If you have diabetes or other medical conditions, check with your doctor before considering any type of fasting regimen. Intermittent fasting is not appropriate for children and should be supervised in adolescents and other at-risk people. According to the 2022 Nature Reviews: Endocrinology review, preliminary studies have found that intermittent fasting produces few adverse gastrointestinal, neurological, hormonal, or metabolic effects, but the authors also note that such outcomes are not often assessed in such trials, so “definitive conclusions regarding the safety of these diets are difficult to draw at present.”
Intermittent fasting may take getting used to, and it doesn’t suit everyone. It can affect your social life—dinner can get awkward when one diner at the table is having only water. And the possible ill effects of restrictive eating (hunger, lightheadedness, irritability) could make following an intermittent fasting way of life unsustainable, though such side effects often subside after an adjustment period of one to two weeks.
But even if it’s not something that you do forever, experimenting with intermittent fasting might help some people concerned about their eating habits hit a dietary reset button and make better food choices as they pay closer attention to when and what they eat. As with any diet, the key to staying healthy on it is to choose high-quality, nutrient-dense foods during the eating windows (avoid junk food), with an emphasis on vegetables, fruits, whole grains, and legumes. In that way, this dietary approach may serve as a bridge to long-term healthier eating.
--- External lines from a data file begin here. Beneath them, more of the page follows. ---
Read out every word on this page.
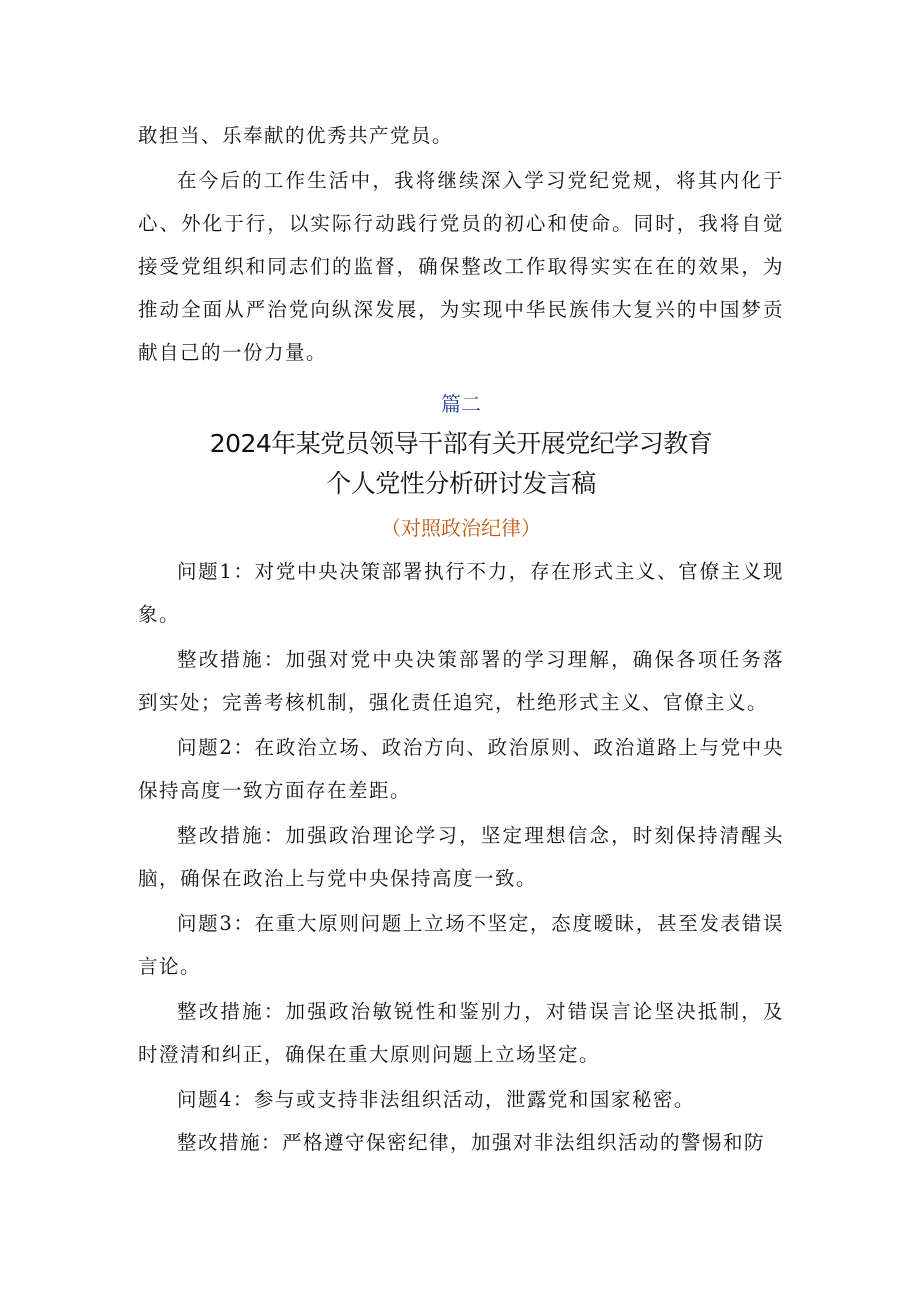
敢担当、乐奉献的优秀共产党员。

在今后的工作生活中，我将继续深入学习党纪党规，将其内化于心、外化于行，以实际行动践行党员的初心和使命。同时，我将自觉接受党组织和同志们的监督，确保整改工作取得实实在在的效果，为推动全面从严治党向纵深发展，为实现中华民族伟大复兴的中国梦贡献自己的一份力量。

篇二

2024年某党员领导干部有关开展党纪学习教育

个人党性分析研讨发言稿

（对照政治纪律）

问题1：对党中央决策部署执行不力，存在形式主义、官僚主义现象。

整改措施：加强对党中央决策部署的学习理解，确保各项任务落到实处；完善考核机制，强化责任追究，杜绝形式主义、官僚主义。

问题2：在政治立场、政治方向、政治原则、政治道路上与党中央保持高度一致方面存在差距。

整改措施：加强政治理论学习，坚定理想信念，时刻保持清醒头脑，确保在政治上与党中央保持高度一致。

问题3：在重大原则问题上立场不坚定，态度暧昧，甚至发表错误言论。

整改措施：加强政治敏锐性和鉴别力，对错误言论坚决抵制，及时澄清和纠正，确保在重大原则问题上立场坚定。

问题4：参与或支持非法组织活动，泄露党和国家秘密。

整改措施：严格遵守保密纪律，加强对非法组织活动的警惕和防
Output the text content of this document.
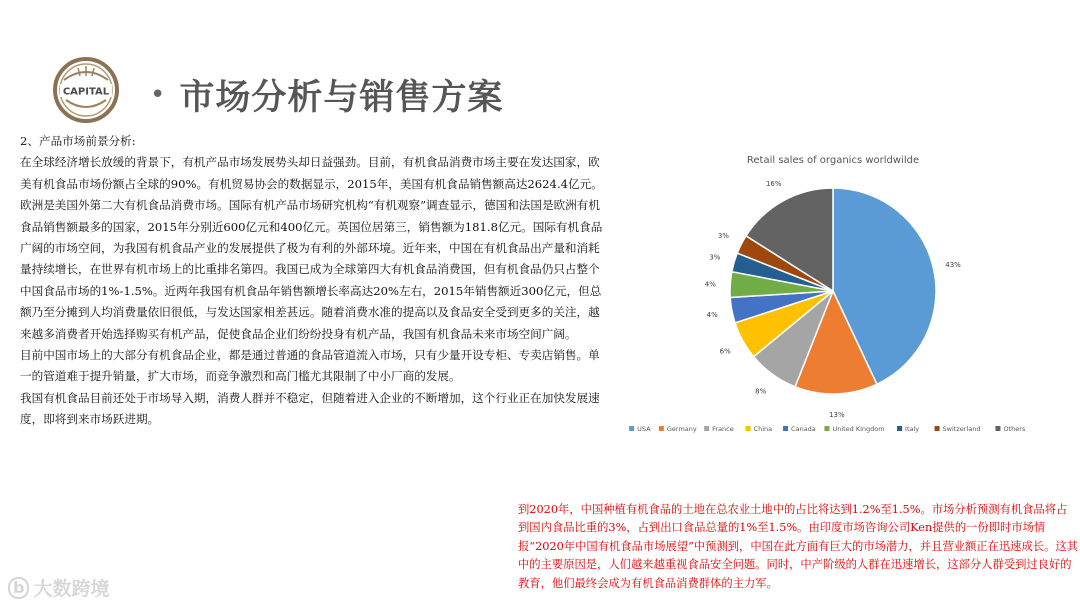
CAPITAL • 市场分析与销售方案

2、产品市场前景分析:

在全球经济增长放缓的背景下，有机产品市场发展势头却日益强劲。目前，有机食品消费市场主要在发达国家，欧美有机食品市场份额占全球的90%。有机贸易协会的数据显示，2015年，美国有机食品销售额高达2624.4亿元。欧洲是美国外第二大有机食品消费市场。国际有机产品市场研究机构“有机观察”调查显示，德国和法国是欧洲有机食品销售额最多的国家，2015年分别近600亿元和400亿元。英国位居第三，销售额为181.8亿元。国际有机食品广阔的市场空间，为我国有机食品产业的发展提供了极为有利的外部环境。近年来，中国在有机食品出产量和消耗量持续增长，在世界有机市场上的比重排名第四。我国已成为全球第四大有机食品消费国，但有机食品仍只占整个中国食品市场的1%-1.5%。近两年我国有机食品年销售额增长率高达20%左右，2015年销售额近300亿元，但总额乃至分摊到人均消费量依旧很低，与发达国家相差甚远。随着消费水准的提高以及食品安全受到更多的关注，越来越多消费者开始选择购买有机产品，促使食品企业们纷纷投身有机产品，我国有机食品未来市场空间广阔。

目前中国市场上的大部分有机食品企业，都是通过普通的食品管道流入市场，只有少量开设专柜、专卖店销售。单一的管道难于提升销量，扩大市场，而竞争激烈和高门槛尤其限制了中小厂商的发展。

我国有机食品目前还处于市场导入期，消费人群并不稳定，但随着进入企业的不断增加，这个行业正在加快发展速度，即将到来市场跃进期。

Retail sales of organics worldwilde
43%
13%
8%
6%
4%
4%
3%
3%
16%
USA Germany France	China	Canada	United Kingdom	Italy	Switzerland	Others
到2020年，中国种植有机食品的土地在总农业土地中的占比将达到1.2%至1.5%。市场分析预测有机食品将占到国内食品比重的3%，占到出口食品总量的1%至1.5%。由印度市场咨询公司Ken提供的一份即时市场情报“2020年中国有机食品市场展望”中预测到，中国在此方面有巨大的市场潜力，并且营业额正在迅速成长。这其中的主要原因是，人们越来越重视食品安全问题。同时，中产阶级的人群在迅速增长，这部分人群受到过良好的教育，他们最终会成为有机食品消费群体的主力军。
b 大数跨境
If you try intermittent fasting, beware of self-defined “experts” with a personal story and possibly something to sell (which could be themselves) but no academic training in health sciences. There is an abundance of intermittent fasting “gurus” on social media. Here’s more practical advice, mostly from the Nature Review: Endocrinology review:
- To control hunger and minimize loss of lean mass (muscle), consume at least 50 grams of lean protein on fast days.
- Be sure to eat plenty of fruits, vegetables, whole grains, and legumes to get enough fiber and essential micronutrients.
- Stay adequately hydrated. If you don’t drink enough water, you may experience more headaches during your fasts. Alcohol is not recommended on fast days. Limit diet sodas to two servings a day on fast days because they may increase sugar cravings; caffeine (from coffee and tea) is okay.
- It’s a good idea to be assessed by your doctor in the first few months to make sure you’re not becoming deficient in electrolytes or in nutrients such as B12 and vitamin D. If you lose weight, your doctor should assess your medications since some, such as those for high blood pressure, cholesterol, and blood sugar, might need adjusting.
- For a better chance of long-term weight management, structured behavioral change programs are recommended. This could be any individual, group, or online program that sets diet and physical activity goals and teaches behavioral skills such as problem solving and stimulus control related to eating.